飞鸟与鱼,隔的不仅仅是天地的距离,而是,两个世界。
它们若想生存就必须生活在属于自己的世界里。
鱼不可能离开水而独活,而飞鸟的归宿终究是蓝天里。
它们不是不可能,而是永远不可能。
爱情再伟大,终究不是生活。人,不能光为了自己,没有了爱情还是一样要活着。
哪怕,孤寂一生。
路昕鸿。
想着,曼殊的泪水便静静滑落眼睫,滴进手中的碗筷上。
他们,不是飞鸟与鱼,却注定不被祝福。如今的局面,到底,不过是上辈纠葛的结果。
实在没了心情,曼殊起身收了碗筷。
擦干泪,看看表,一点半,要去上班了。临走时,又走到路昕鸿的房间,“我上班了,晚上不用等我,我回晓夏那儿。”

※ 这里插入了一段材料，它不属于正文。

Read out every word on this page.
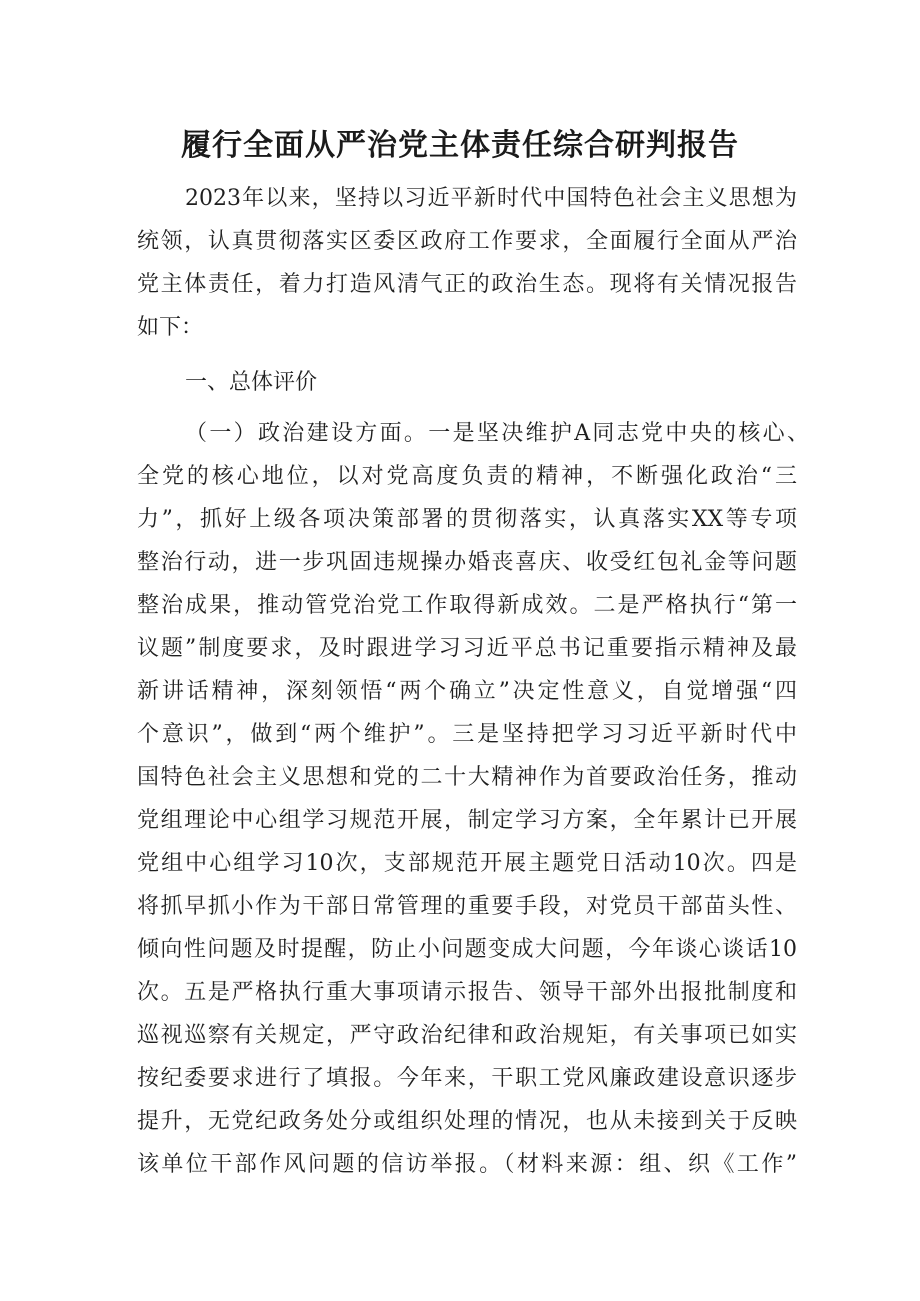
履行全面从严治党主体责任综合研判报告
2023年以来，坚持以习近平新时代中国特色社会主义思想为
统领，认真贯彻落实区委区政府工作要求，全面履行全面从严治
党主体责任，着力打造风清气正的政治生态。现将有关情况报告
如下：
一、总体评价
（一）政治建设方面。一是坚决维护A同志党中央的核心、
全党的核心地位，以对党高度负责的精神，不断强化政治“三
力”，抓好上级各项决策部署的贯彻落实，认真落实XX等专项
整治行动，进一步巩固违规操办婚丧喜庆、收受红包礼金等问题
整治成果，推动管党治党工作取得新成效。二是严格执行“第一
议题”制度要求，及时跟进学习习近平总书记重要指示精神及最
新讲话精神，深刻领悟“两个确立”决定性意义，自觉增强“四
个意识”，做到“两个维护”。三是坚持把学习习近平新时代中
国特色社会主义思想和党的二十大精神作为首要政治任务，推动
党组理论中心组学习规范开展，制定学习方案，全年累计已开展
党组中心组学习10次，支部规范开展主题党日活动10次。四是
将抓早抓小作为干部日常管理的重要手段，对党员干部苗头性、
倾向性问题及时提醒，防止小问题变成大问题，今年谈心谈话10
次。五是严格执行重大事项请示报告、领导干部外出报批制度和
巡视巡察有关规定，严守政治纪律和政治规矩，有关事项已如实
按纪委要求进行了填报。今年来，干职工党风廉政建设意识逐步
提升，无党纪政务处分或组织处理的情况，也从未接到关于反映
该单位干部作风问题的信访举报。（材料来源：组、织《工作”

路昕鸿的眼底极速掠过一丝失落,撑起浅容,“什么时候回来。”
“还没想好,这几天你让你的秘书来照顾你吧。不用威胁我,也不用来打动我,我想静一静。”
说完,曼殊拎着包包出了门,路昕鸿的嘴角划过一丝苦笑。
她现在像躲瘟疫一样躲着她,他还有什么理由说服自己挽留。
此刻,心底竟然有些不忍。若是让她知道自己的未婚妻在欧洲苦等,她会怎样?
只是,只要想到那个还未出世就夭折的孩子,心瓣就像被人活活一块块剜割,痛的无以复加。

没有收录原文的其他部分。